Dans l’écho assourdissant des discours politiques, celui de Joseph Kabila, ex-président de la République Démocratique du Congo, résonne comme un glas. Loin des circonlocutions habituelles, ses propos, accueillis avec une condescendance méprisante par les zélotes du pouvoir en place, ont néanmoins éveillé une sonnette d’alarme parmi les observateurs avertis. L’heure n’est plus aux atermoiements, mais à une lucidité impérieuse et à une stratégie qui se doit d’être aussi robuste que l’est la menace.
L’entrée de Kabila en RDC, sous l’égide de l’AFC-M23 et des forces rwandaises, n’est pas un simple retour. Son installation à Goma, bastion de cette même milice, s’apparente à une déclaration de guerre froide. La présence de 28 généraux des FARDC à ses côtés, loin d’être anecdotique, révèle des fractures béantes au sein de l’armée, des allégeances douteuses qui pourraient se muer en lames acérées.

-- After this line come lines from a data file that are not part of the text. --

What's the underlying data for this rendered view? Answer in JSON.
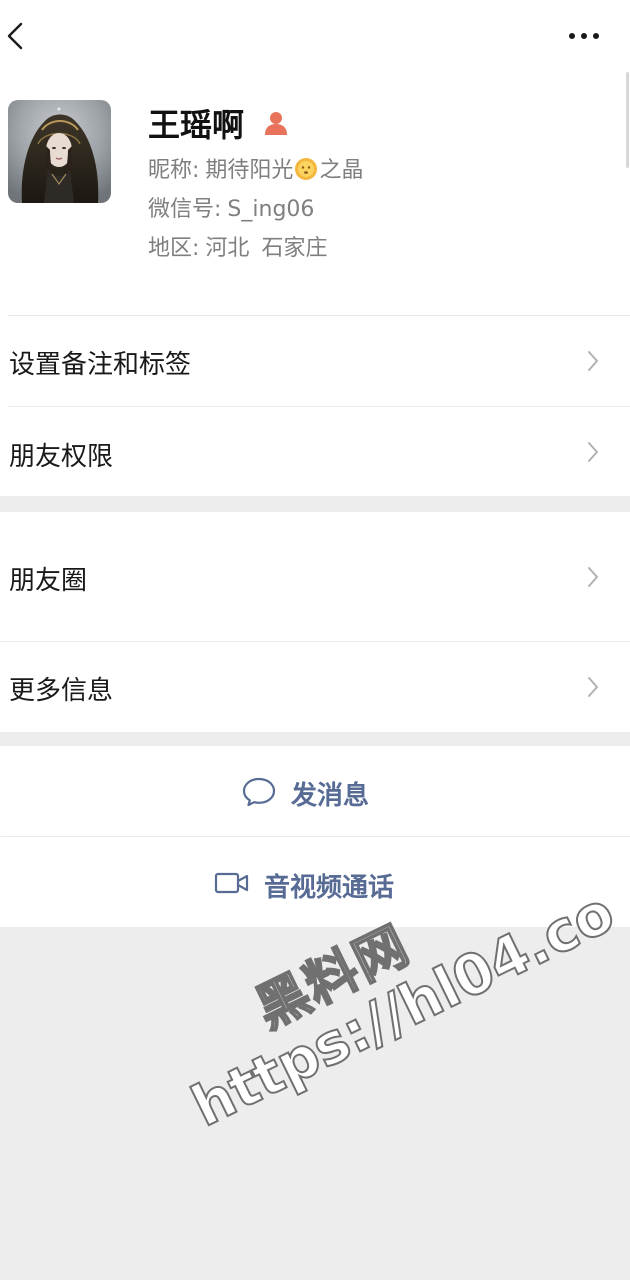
{
  "profile": {
    "name": "王瑶啊",
    "nickname_label": "昵称:",
    "nickname_before_emoji": "期待阳光",
    "nickname_emoji": "sun-face-emoji",
    "nickname_after_emoji": "之晶",
    "wechat_id_label": "微信号:",
    "wechat_id": "S_ing06",
    "region_label": "地区:",
    "region_province": "河北",
    "region_city": "石家庄",
    "gender_icon": "female-person-icon",
    "gender_color": "#e8735a"
  },
  "nav": {
    "back_icon": "chevron-left-icon",
    "more_icon": "more-dots-icon"
  },
  "menu": {
    "items": [
      {
        "label": "设置备注和标签"
      },
      {
        "label": "朋友权限"
      },
      {
        "label": "朋友圈"
      },
      {
        "label": "更多信息"
      }
    ]
  },
  "actions": {
    "message_label": "发消息",
    "call_label": "音视频通话",
    "link_color": "#576b95"
  },
  "watermark": {
    "line1": "黑料网",
    "line2": "https://hl04.co"
  },
  "colors": {
    "background": "#ededed",
    "surface": "#ffffff",
    "secondary_text": "#7f7f7f"
  }
}
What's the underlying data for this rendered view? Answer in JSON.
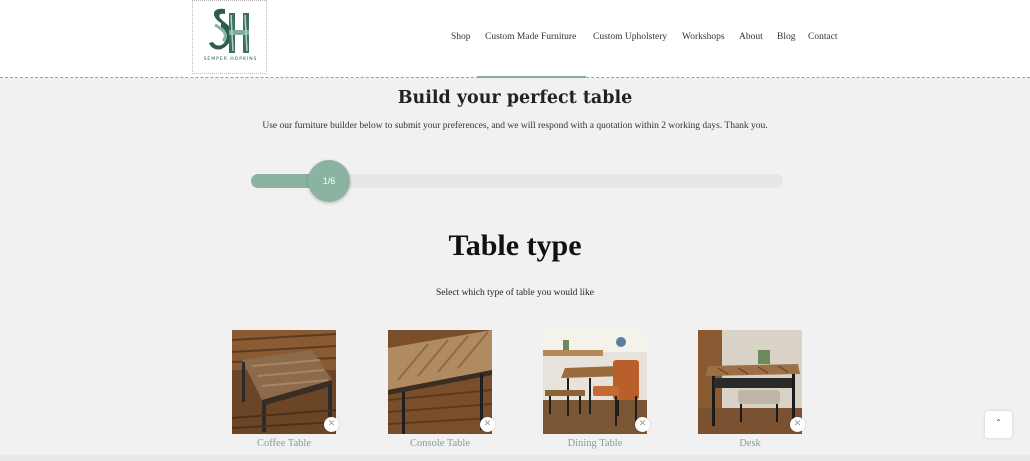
{
  "logo": {
    "text": "SEMPER HOPKINS",
    "monogram": "SH"
  },
  "nav": {
    "items": [
      {
        "id": "shop",
        "label": "Shop"
      },
      {
        "id": "custom-made-furniture",
        "label": "Custom Made Furniture"
      },
      {
        "id": "custom-upholstery",
        "label": "Custom Upholstery"
      },
      {
        "id": "workshops",
        "label": "Workshops"
      },
      {
        "id": "about",
        "label": "About"
      },
      {
        "id": "blog",
        "label": "Blog"
      },
      {
        "id": "contact",
        "label": "Contact"
      }
    ],
    "active": "Custom Made Furniture"
  },
  "builder": {
    "title": "Build your perfect table",
    "subtitle": "Use our furniture builder below to submit your preferences, and we will respond with a quotation within 2 working days. Thank you.",
    "progress": {
      "label": "1/6",
      "fraction": 0.1667
    }
  },
  "step": {
    "title": "Table type",
    "description": "Select which type of table you would like",
    "options": [
      {
        "label": "Coffee Table",
        "close_icon": "✕"
      },
      {
        "label": "Console Table",
        "close_icon": "✕"
      },
      {
        "label": "Dining Table",
        "close_icon": "✕"
      },
      {
        "label": "Desk",
        "close_icon": "✕"
      }
    ]
  },
  "scroll_top": {
    "icon": "chevron-up-icon",
    "glyph": "ˆ"
  },
  "colors": {
    "accent": "#8bb3a1",
    "accent_text": "#7aa592",
    "background": "#f1f1f1"
  }
}
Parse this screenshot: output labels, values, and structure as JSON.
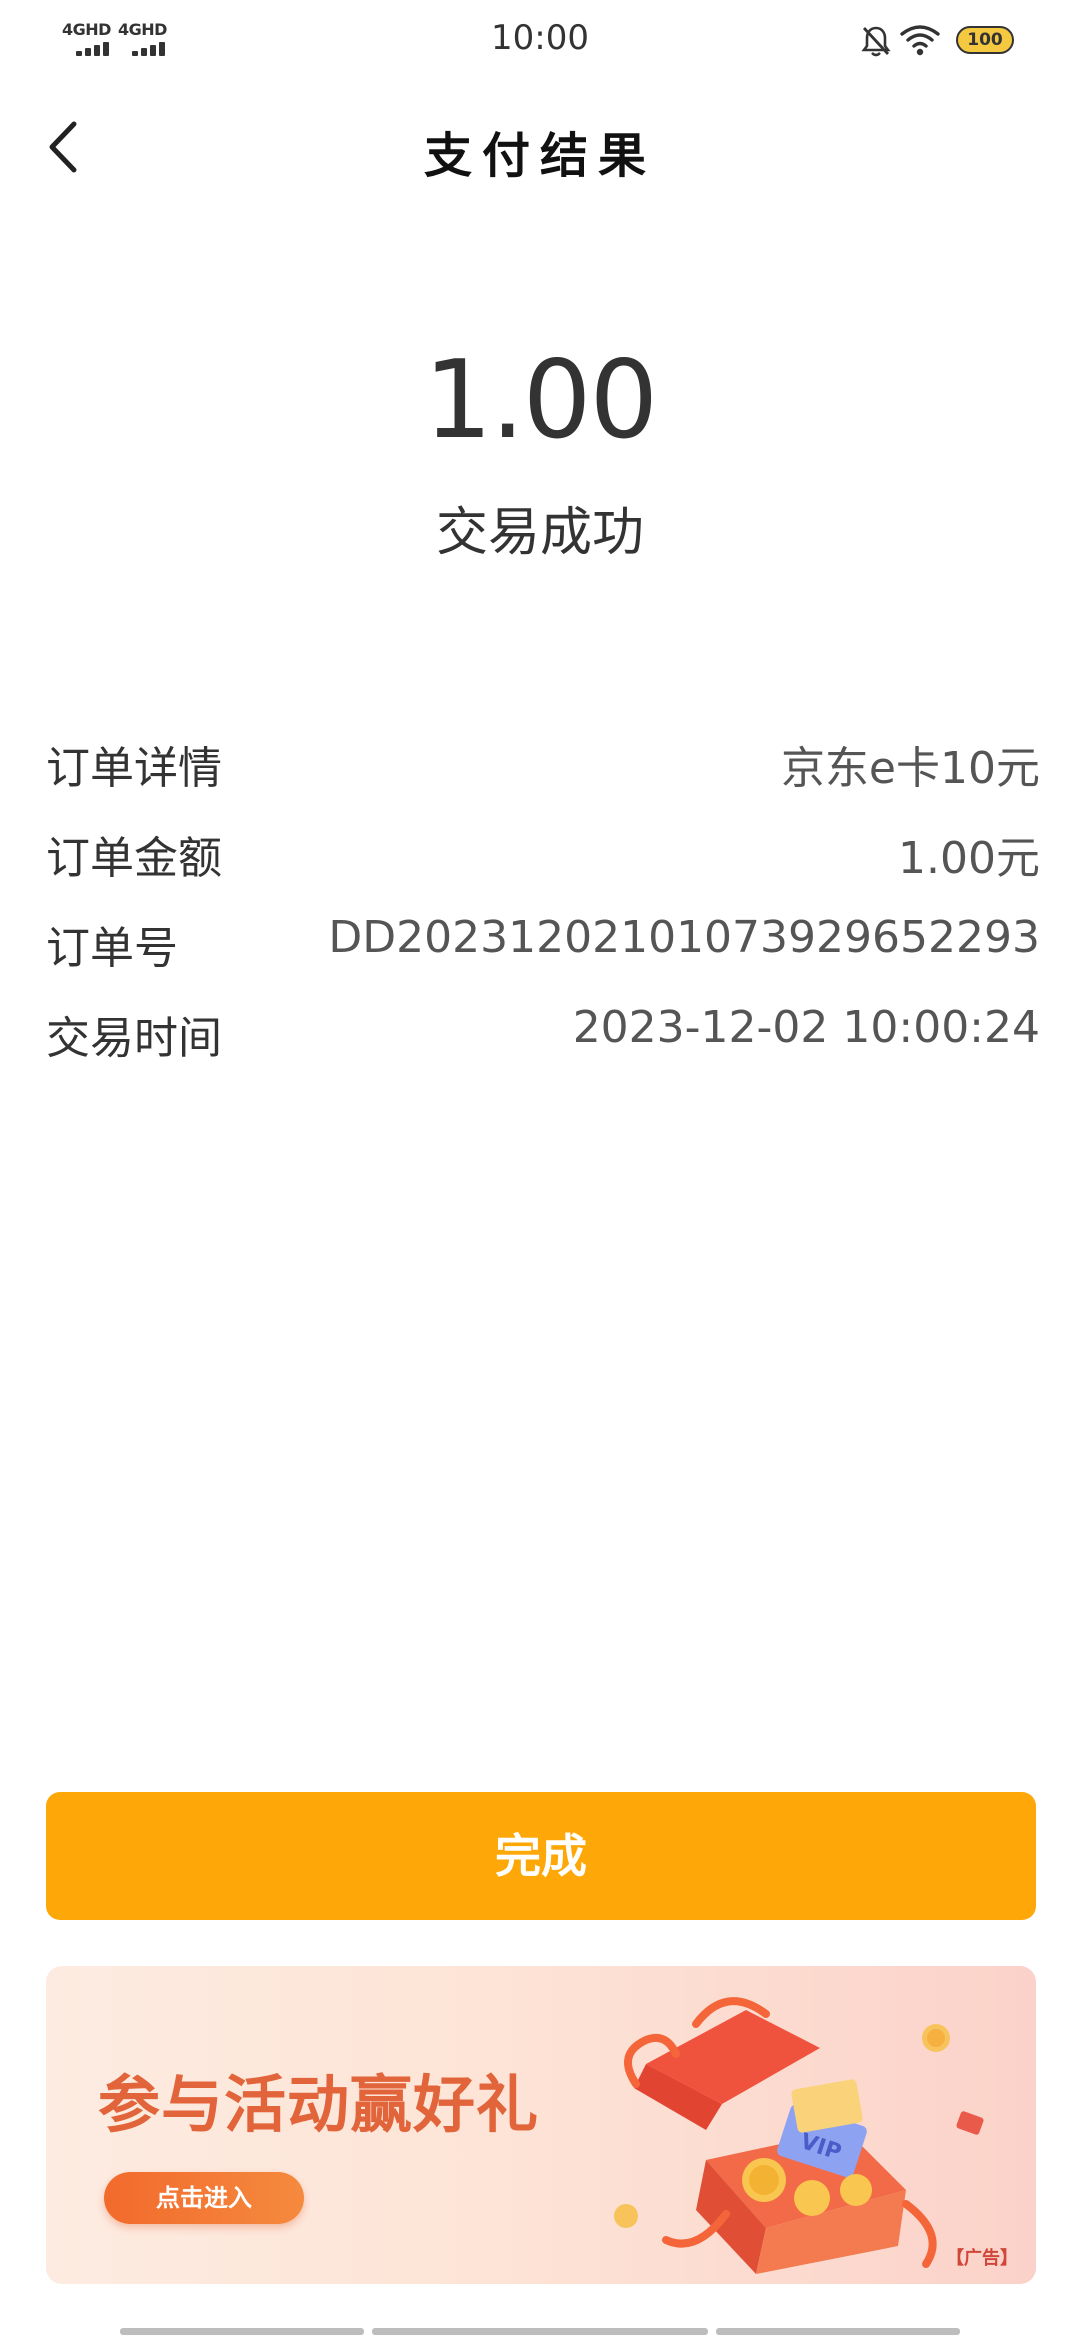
{
  "status_bar": {
    "time": "10:00",
    "signal_1_label": "4GHD",
    "signal_2_label": "4GHD",
    "battery": "100"
  },
  "header": {
    "title": "支付结果",
    "back_icon": "chevron-left-icon"
  },
  "result": {
    "amount": "1.00",
    "status": "交易成功"
  },
  "order": {
    "rows": [
      {
        "label": "订单详情",
        "value": "京东e卡10元"
      },
      {
        "label": "订单金额",
        "value": "1.00元"
      },
      {
        "label": "订单号",
        "value": "DD20231202101073929652293"
      },
      {
        "label": "交易时间",
        "value": "2023-12-02 10:00:24"
      }
    ]
  },
  "done_button": {
    "label": "完成"
  },
  "banner": {
    "title": "参与活动赢好礼",
    "button_label": "点击进入",
    "ad_tag": "【广告】"
  },
  "colors": {
    "accent": "#fda808",
    "banner_title": "#e2643a",
    "banner_button": "#f26a2c"
  }
}
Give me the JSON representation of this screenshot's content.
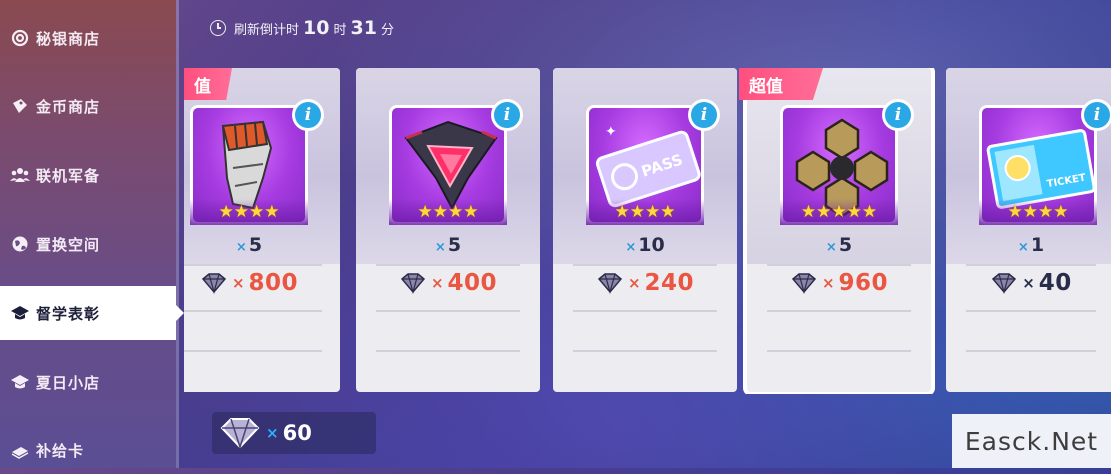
{
  "sidebar": {
    "items": [
      {
        "label": "秘银商店",
        "icon": "spiral-icon"
      },
      {
        "label": "金币商店",
        "icon": "coin-tag-icon"
      },
      {
        "label": "联机军备",
        "icon": "team-icon"
      },
      {
        "label": "置换空间",
        "icon": "globe-icon"
      },
      {
        "label": "督学表彰",
        "icon": "graduation-cap-icon",
        "active": true
      },
      {
        "label": "夏日小店",
        "icon": "graduation-cap-icon"
      },
      {
        "label": "补给卡",
        "icon": "card-stack-icon"
      }
    ]
  },
  "timer": {
    "label": "刷新倒计时",
    "hours": "10",
    "hours_unit": "时",
    "minutes": "31",
    "minutes_unit": "分"
  },
  "cards": [
    {
      "tag": "值",
      "qty_x": "×",
      "qty": "5",
      "stars": "★★★★",
      "price_x": "×",
      "price": "800",
      "item": "orange-helmet-fragment",
      "info": "i"
    },
    {
      "tag": "",
      "qty_x": "×",
      "qty": "5",
      "stars": "★★★★",
      "price_x": "×",
      "price": "400",
      "item": "red-core-device",
      "info": "i"
    },
    {
      "tag": "",
      "qty_x": "×",
      "qty": "10",
      "stars": "★★★★",
      "price_x": "×",
      "price": "240",
      "item": "pass-ticket",
      "info": "i"
    },
    {
      "tag": "超值",
      "qty_x": "×",
      "qty": "5",
      "stars": "★★★★★",
      "price_x": "×",
      "price": "960",
      "item": "hex-gold-material",
      "info": "i"
    },
    {
      "tag": "",
      "qty_x": "×",
      "qty": "1",
      "stars": "★★★★",
      "price_x": "×",
      "price": "40",
      "item": "ticket-card",
      "info": "i"
    }
  ],
  "currency": {
    "times": "×",
    "value": "60",
    "icon": "crystal-icon"
  },
  "watermark": "Easck.Net",
  "colors": {
    "accent_price": "#ea5641",
    "tag": "#ff5d88",
    "info": "#2aa8e6"
  }
}
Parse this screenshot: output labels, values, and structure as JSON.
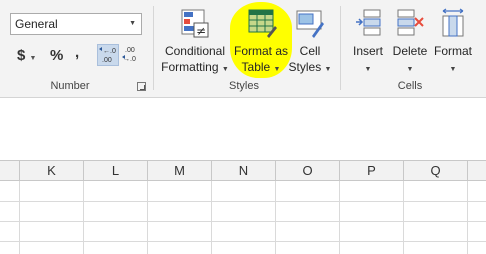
{
  "number_group": {
    "format_value": "General",
    "currency_symbol": "$",
    "percent_symbol": "%",
    "comma_symbol": ",",
    "label": "Number"
  },
  "styles_group": {
    "conditional_line1": "Conditional",
    "conditional_line2": "Formatting",
    "format_table_line1": "Format as",
    "format_table_line2": "Table",
    "cell_styles_line1": "Cell",
    "cell_styles_line2": "Styles",
    "label": "Styles"
  },
  "cells_group": {
    "insert_label": "Insert",
    "delete_label": "Delete",
    "format_label": "Format",
    "label": "Cells"
  },
  "columns": [
    "K",
    "L",
    "M",
    "N",
    "O",
    "P",
    "Q"
  ],
  "colors": {
    "highlight": "#ffff00",
    "accent_green": "#217346"
  }
}
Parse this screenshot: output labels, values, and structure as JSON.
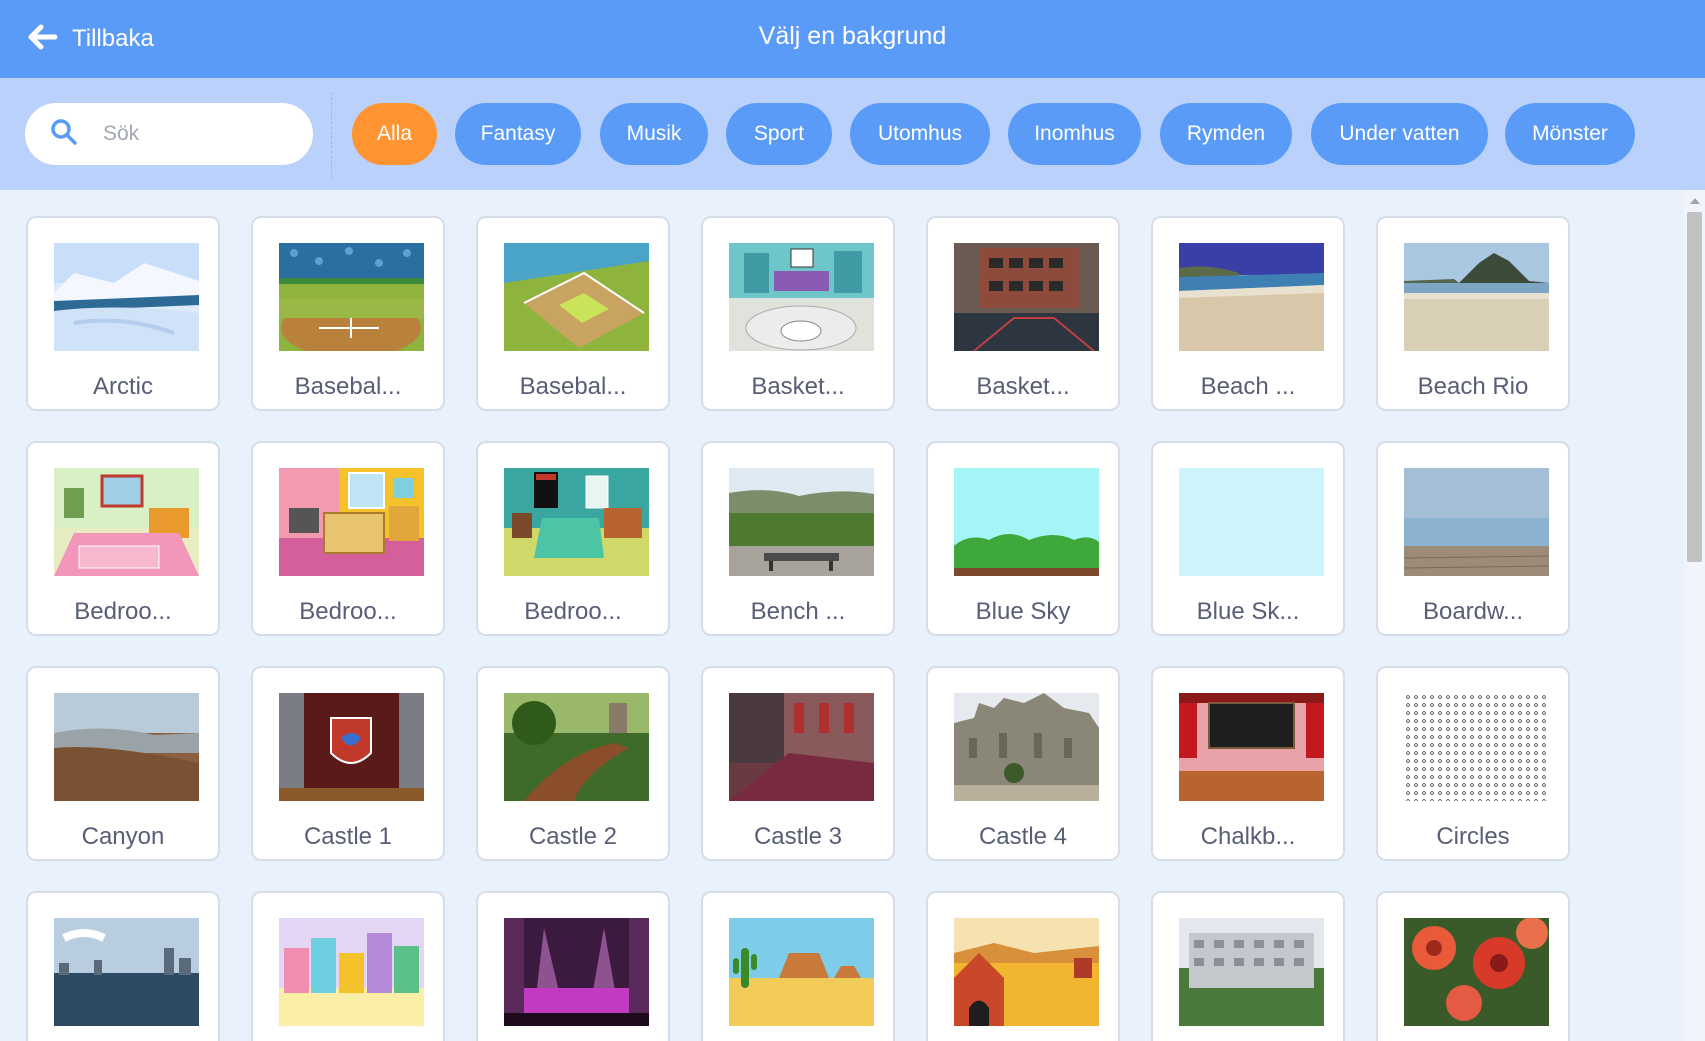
{
  "header": {
    "back_label": "Tillbaka",
    "title": "Välj en bakgrund"
  },
  "search": {
    "placeholder": "Sök"
  },
  "tags": [
    {
      "label": "Alla",
      "active": true
    },
    {
      "label": "Fantasy",
      "active": false
    },
    {
      "label": "Musik",
      "active": false
    },
    {
      "label": "Sport",
      "active": false
    },
    {
      "label": "Utomhus",
      "active": false
    },
    {
      "label": "Inomhus",
      "active": false
    },
    {
      "label": "Rymden",
      "active": false
    },
    {
      "label": "Under vatten",
      "active": false
    },
    {
      "label": "Mönster",
      "active": false
    }
  ],
  "colors": {
    "header": "#5b9bf8",
    "filter_bar": "#bad2fb",
    "tag": "#5b9bf8",
    "tag_active": "#ff9430",
    "background": "#e9f1fc",
    "card_text": "#575e75"
  },
  "backdrops": [
    "Arctic",
    "Basebal...",
    "Basebal...",
    "Basket...",
    "Basket...",
    "Beach ...",
    "Beach Rio",
    "Bedroo...",
    "Bedroo...",
    "Bedroo...",
    "Bench ...",
    "Blue Sky",
    "Blue Sk...",
    "Boardw...",
    "Canyon",
    "Castle 1",
    "Castle 2",
    "Castle 3",
    "Castle 4",
    "Chalkb...",
    "Circles",
    "",
    "",
    "",
    "",
    "",
    "",
    ""
  ]
}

Les conciliabules stratégiques qui se tiennent à Goma, dans ce théâtre d’ombres et de manœuvres, esquissent les contours d’une entreprise de déstabilisation. La déclaration de Bertrand Bisimwa, chef du M23, qui rompt les amarres avec Kinshasa et prône une autonomie belliqueuse, est un coup de semonce. Elle indique une volonté de s’affranchir des cadres institutionnels pour embrasser une logique de force.
Les mots de Kabila, tranchants comme des scalpels, qualifiant Félix Tshisekedi de tyran et jurant de mettre fin à son règne, ne sont pas de vaines rodomontades. L’histoire, cette implacable maîtresse des leçons oubliées, nous enseigne que de tels desseins se réalisent rarement par la voie du dialogue. Ils se nourrissent de révolutions, de coups de force, de secousses telluriques.
Il est donc impératif de décrypter les alliances obscures, les sources de financement opaques, les capacités militaires de Kabila et de ses soutiens. Il est tout aussi crucial de sonder les failles des FARDC, de cartographier les soutiens régionaux et internationaux dont il pourrait bénéficier. Une réponse qui se contenterait de tergiverser serait une faute impardonnable. Seule une stratégie proactive, anticipant chaque scénario, pourra conjurer le spectre d’une conflagration imminente.
L’énigme Kabila à Goma n’est pas une simple curiosité diplomatique. Elle est le présage d’une crise qui pourrait embraser la région. L’heure est à la vigilance, à la clairvoyance, à l’action.
Guyvenant Misenge, le cœur ceint, je dis:
La vie ou la mort, dressons nos fronts longtemps courbés.